CHRISTOPHERS, Samuel Rickard  [1873 - 1978]

Samuel Rickard Christophers was a major figure in the research of malaria and the development of measures to control the disease.

He was born on 27th November 1873, the son of Samuel Hunt Christophers, Head Statistician at the Mersey Docks and Harbour Board, and his wife Kate (née Rickard). At the time of his birth the family lived at 43 Foxhill Street L8 (now demolished it ran from Hill Street to Park Street). They later moved to 11 Fern Grove L8 (1881 census  - now demolished), 10 Lilley Road L7 (1891 census) and 25 Brompton Road L17 (1901 census).

Generally known as Rickard Christophers he was educated at the Liverpool Institute and at age 16 entered the University College, Liverpool as a medical student. As an undergraduate he was greatly influenced by the eminent physiologist and future Nobel Laureate, C.S.Sherrington.

He graduated MB ChB in 1896 and one of the first positions he took was as medical officer on a steamship of the Booth Line which was bound for the upper reaches of the Amazon. The voyage inspired a lifelong attraction to the tropics and a deep interest in tropical disease and on his return to England, from 1898 to 1902, he served as a member of a joint malaria commission of the Royal Society and Colonial Office. In 1902 he joined the Indian Medical Service, working in the research branch for some thirty years and serving in Mesopotamia during the First World War. In those days India was a focal point for research into malaria and Christophers established himself as a pre-eminent figure amongst his fellow malariologists.
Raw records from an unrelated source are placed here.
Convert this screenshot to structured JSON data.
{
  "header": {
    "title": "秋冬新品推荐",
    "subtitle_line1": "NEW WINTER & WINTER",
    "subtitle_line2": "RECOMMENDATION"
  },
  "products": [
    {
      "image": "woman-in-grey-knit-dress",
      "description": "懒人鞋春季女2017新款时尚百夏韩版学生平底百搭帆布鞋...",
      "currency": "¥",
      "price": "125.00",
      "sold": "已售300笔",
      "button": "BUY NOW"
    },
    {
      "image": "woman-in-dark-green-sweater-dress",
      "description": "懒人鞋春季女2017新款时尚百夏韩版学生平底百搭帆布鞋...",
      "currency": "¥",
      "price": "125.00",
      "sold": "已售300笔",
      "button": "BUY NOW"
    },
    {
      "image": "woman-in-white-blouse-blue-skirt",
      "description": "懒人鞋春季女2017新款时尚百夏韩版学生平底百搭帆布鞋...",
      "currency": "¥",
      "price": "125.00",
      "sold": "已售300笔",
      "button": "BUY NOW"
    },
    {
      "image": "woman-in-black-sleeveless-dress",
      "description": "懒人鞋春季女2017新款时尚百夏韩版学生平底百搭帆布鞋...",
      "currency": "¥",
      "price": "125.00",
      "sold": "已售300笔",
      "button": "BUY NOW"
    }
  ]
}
Returning to England with the rank of brevet colonel he was made professor of malaria studies at the London School of Hygiene and Tropical Medicine. He was an honorary physician to King George V from 1927 to 1930 and having been awarded the OBE in 1918, he was knighted in 1931. In 1938 he left London for the department of zoology in Cambridge where he reverted to his studies of entomology, publishing his most noted work in 1960, Aedes aegypti: the Yellow Fever Mosquito. He did not fully retire until he reached the age of 90, spending his remaining years at Broadstone in Dorset where he died, aged 104, on 19th February 1978.

The Royal Society of Tropical Medicine and Hygiene presents the Sir Rickards Christophers Medal  every 3 years for work in tropical medicine and hygiene in its broadest sense and in particular for practical and field applications.

10 Lilley Road L7

The Chritsophers' home at the time of the 1911 census.

25 Brompton Avenue L17

The Christophers' family hom,e at the time of the 1901 census.

The Sir Rickard Christophers Medal awarded by the Royal Society of Tropical Medicine and Hygiene.


There is a comprehensive entry for Rickard Christophers in the Oxford Dictionary of National Biography. There is a limited Wikipedia entry and an internet search will bring up many tributes on various medical websites.